Start ‘iked’ by running it with sudo. Add the -F switch if you want to keep it foregrounded. (Until you’ve got it working, you want to keep it foregrounded.)
Start ‘ikea’. Edit your imported connection. Make these configuration changes:
- Name Resolution tab: uncheck Obtain Automatically, add a DNS server/suffix. There’s possibly something wrong with the handling of DHCP, this should just work. I set a single DNS server and search domain explicitly and that worked well enough.
- Authentication tab, Remote Identity subtab: change Identification type to Fully Qualified Domain Name, FQDN String is whatever your VPN endpoint thinks its name is. This was ipv4-address in my configuration, the iked log output helped me fix this one. If you see messages from iked about it getting fqdn when it wanted ipv4 or vice-versa, this tab is where you fix expectations.

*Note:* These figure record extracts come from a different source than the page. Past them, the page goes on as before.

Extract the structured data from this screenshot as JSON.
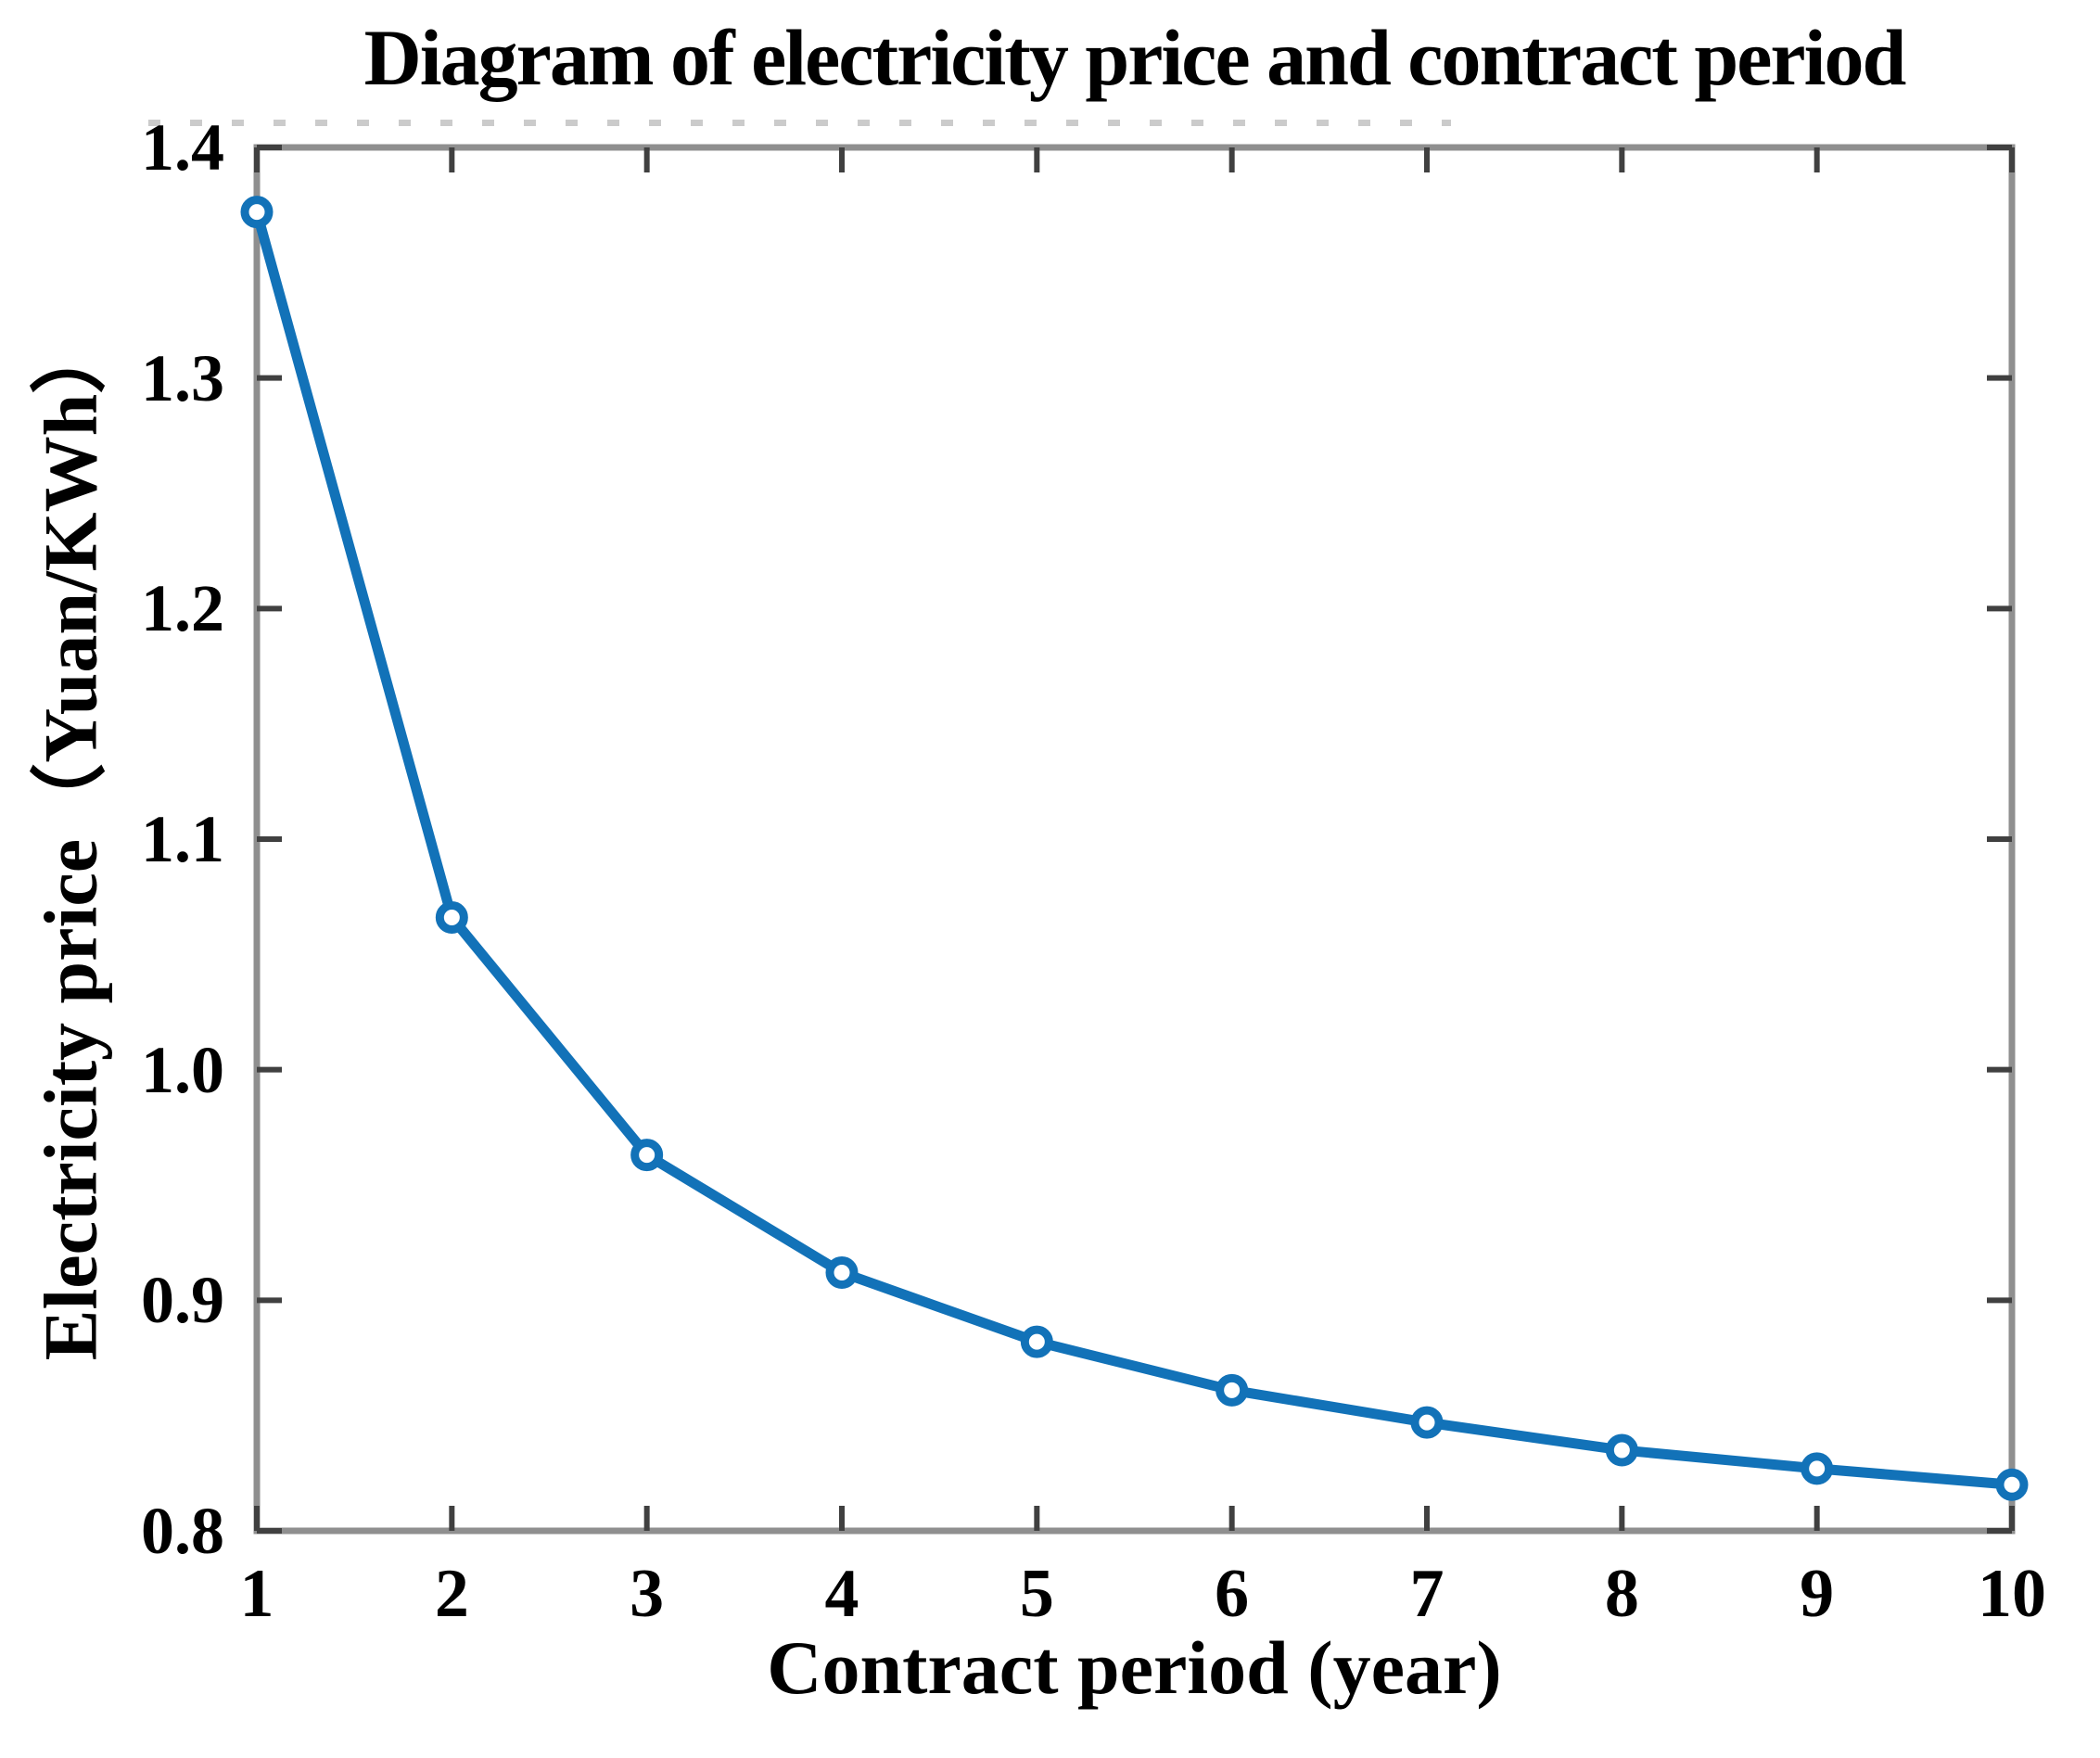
{
  "chart_data": {
    "type": "line",
    "title": "Diagram of electricity price and contract period",
    "xlabel": "Contract period (year)",
    "ylabel": "Electricity price（Yuan/KWh）",
    "series": [
      {
        "name": "Electricity price",
        "x": [
          1,
          2,
          3,
          4,
          5,
          6,
          7,
          8,
          9,
          10
        ],
        "y": [
          1.372,
          1.066,
          0.963,
          0.912,
          0.882,
          0.861,
          0.847,
          0.835,
          0.827,
          0.82
        ]
      }
    ],
    "xlim": [
      1,
      10
    ],
    "ylim": [
      0.8,
      1.4
    ],
    "xticks": [
      1,
      2,
      3,
      4,
      5,
      6,
      7,
      8,
      9,
      10
    ],
    "xtick_labels": [
      "1",
      "2",
      "3",
      "4",
      "5",
      "6",
      "7",
      "8",
      "9",
      "10"
    ],
    "yticks": [
      0.8,
      0.9,
      1.0,
      1.1,
      1.2,
      1.3,
      1.4
    ],
    "ytick_labels": [
      "0.8",
      "0.9",
      "1.0",
      "1.1",
      "1.2",
      "1.3",
      "1.4"
    ],
    "grid": false,
    "legend": null,
    "box": true,
    "tick_direction": "in",
    "colors": {
      "line": "#1272b8",
      "marker_stroke": "#1272b8",
      "marker_fill": "#ffffff",
      "axis": "#8f8f8f",
      "tick": "#404040",
      "text": "#000000",
      "background": "#ffffff"
    },
    "marker": "o",
    "line_width": 11
  }
}
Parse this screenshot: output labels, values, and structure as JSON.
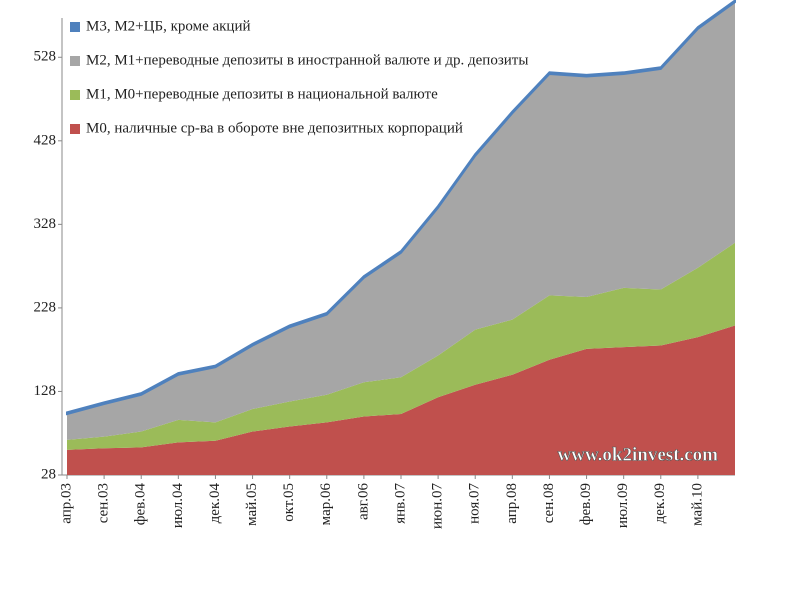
{
  "chart_data": {
    "type": "stacked_area",
    "categories": [
      "апр.03",
      "сен.03",
      "фев.04",
      "июл.04",
      "дек.04",
      "май.05",
      "окт.05",
      "мар.06",
      "авг.06",
      "янв.07",
      "июн.07",
      "ноя.07",
      "апр.08",
      "сен.08",
      "фев.09",
      "июл.09",
      "дек.09",
      "май.10",
      null
    ],
    "series": [
      {
        "name": "М3, М2+ЦБ, кроме акций",
        "color": "#4f81bd",
        "values": [
          2,
          2,
          2,
          2,
          2,
          2,
          2,
          2,
          2,
          2,
          2,
          2,
          2,
          2,
          2,
          2,
          2,
          2,
          2
        ]
      },
      {
        "name": "М2, М1+переводные  депозиты в иностранной валюте и др. депозиты",
        "color": "#a6a6a6",
        "values": [
          31,
          39,
          44,
          54,
          66,
          76,
          89,
          96,
          125,
          149,
          177,
          208,
          247,
          265,
          264,
          256,
          264,
          286,
          288
        ]
      },
      {
        "name": "М1, М0+переводные  депозиты в национальной валюте",
        "color": "#9bbb59",
        "values": [
          12,
          14,
          19,
          27,
          22,
          27,
          30,
          33,
          41,
          44,
          50,
          66,
          66,
          77,
          62,
          71,
          67,
          83,
          99
        ]
      },
      {
        "name": "М0, наличные ср-ва в обороте вне депозитных  корпораций",
        "color": "#c0504d",
        "values": [
          30,
          32,
          33,
          39,
          41,
          52,
          58,
          63,
          70,
          73,
          93,
          108,
          120,
          138,
          151,
          153,
          155,
          165,
          179
        ]
      }
    ],
    "ylim": [
      28,
      575
    ],
    "yticks": [
      28,
      128,
      228,
      328,
      428,
      528
    ],
    "annotation": "www.ok2invest.com",
    "legend": "top-left"
  }
}
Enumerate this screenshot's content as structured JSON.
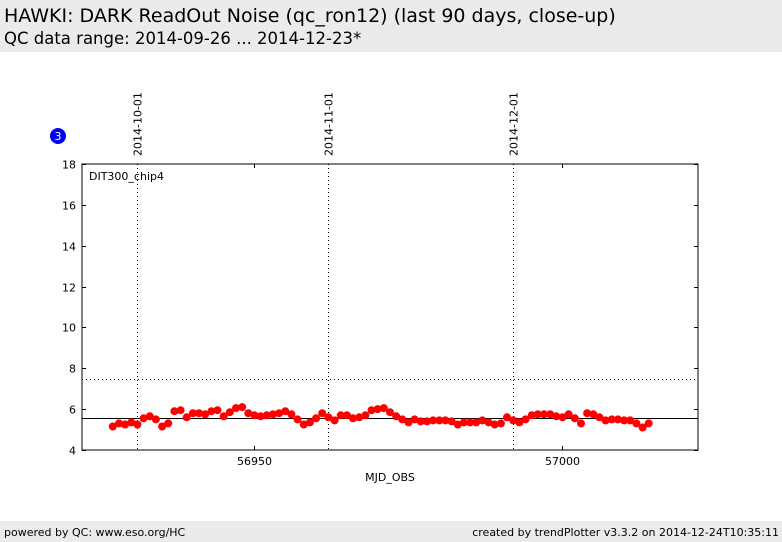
{
  "header": {
    "title": "HAWKI: DARK ReadOut Noise (qc_ron12) (last 90 days, close-up)",
    "subtitle": "QC data range: 2014-09-26 ... 2014-12-23*"
  },
  "footer": {
    "left": "powered by QC: www.eso.org/HC",
    "right": "created by trendPlotter v3.3.2 on 2014-12-24T10:35:11"
  },
  "badge": {
    "label": "3",
    "color": "#0000ee"
  },
  "chart_data": {
    "type": "scatter",
    "panel_label": "DIT300_chip4",
    "xlabel": "MJD_OBS",
    "ylabel": "",
    "xlim": [
      56922,
      57022
    ],
    "ylim": [
      4,
      18
    ],
    "xticks": [
      56950,
      57000
    ],
    "xtick_labels": [
      "56950",
      "57000"
    ],
    "yticks": [
      4,
      6,
      8,
      10,
      12,
      14,
      16,
      18
    ],
    "ytick_labels": [
      "4",
      "6",
      "8",
      "10",
      "12",
      "14",
      "16",
      "18"
    ],
    "grid": false,
    "date_markers": [
      {
        "x": 56931,
        "label": "2014-10-01"
      },
      {
        "x": 56962,
        "label": "2014-11-01"
      },
      {
        "x": 56992,
        "label": "2014-12-01"
      }
    ],
    "reference_lines": [
      {
        "y": 5.55,
        "style": "solid",
        "color": "#000000"
      },
      {
        "y": 7.5,
        "style": "dotted",
        "color": "#000000"
      }
    ],
    "marker_color": "#ff0000",
    "series": [
      {
        "x": [
          56927,
          56928,
          56929,
          56930,
          56931,
          56932,
          56933,
          56934,
          56935,
          56936,
          56937,
          56938,
          56939,
          56940,
          56941,
          56942,
          56943,
          56944,
          56945,
          56946,
          56947,
          56948,
          56949,
          56950,
          56951,
          56952,
          56953,
          56954,
          56955,
          56956,
          56957,
          56958,
          56959,
          56960,
          56961,
          56962,
          56963,
          56964,
          56965,
          56966,
          56967,
          56968,
          56969,
          56970,
          56971,
          56972,
          56973,
          56974,
          56975,
          56976,
          56977,
          56978,
          56979,
          56980,
          56981,
          56982,
          56983,
          56984,
          56985,
          56986,
          56987,
          56988,
          56989,
          56990,
          56991,
          56992,
          56993,
          56994,
          56995,
          56996,
          56997,
          56998,
          56999,
          57000,
          57001,
          57002,
          57003,
          57004,
          57005,
          57006,
          57007,
          57008,
          57009,
          57010,
          57011,
          57012,
          57013,
          57014
        ],
        "y": [
          5.15,
          5.3,
          5.25,
          5.35,
          5.25,
          5.55,
          5.65,
          5.5,
          5.15,
          5.3,
          5.9,
          5.95,
          5.6,
          5.8,
          5.8,
          5.75,
          5.9,
          5.95,
          5.65,
          5.85,
          6.05,
          6.1,
          5.8,
          5.7,
          5.65,
          5.7,
          5.75,
          5.8,
          5.9,
          5.75,
          5.5,
          5.25,
          5.35,
          5.55,
          5.8,
          5.6,
          5.45,
          5.7,
          5.7,
          5.55,
          5.6,
          5.7,
          5.95,
          6.0,
          6.05,
          5.85,
          5.65,
          5.5,
          5.35,
          5.5,
          5.4,
          5.4,
          5.45,
          5.45,
          5.45,
          5.4,
          5.25,
          5.35,
          5.35,
          5.35,
          5.45,
          5.35,
          5.25,
          5.3,
          5.6,
          5.45,
          5.35,
          5.5,
          5.7,
          5.75,
          5.75,
          5.75,
          5.65,
          5.6,
          5.75,
          5.55,
          5.3,
          5.8,
          5.75,
          5.6,
          5.45,
          5.5,
          5.5,
          5.45,
          5.45,
          5.3,
          5.1,
          5.3
        ]
      }
    ]
  }
}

- Policy Tab, Policy Generation: shared. This is the connection option which was key and before 2.1.6, unavailable. The docs say this allows it to emulate some kind of wacky Cisco mode. I guess that’s what we need.
You may need to pound on various rp_filter sysctls but I’m not convinced that did anything in my case. If you packet capture and see reply traffic coming to you but never seeming to be received by your running clients, it may well be you need to set some rp_filter sysctl or other to 0.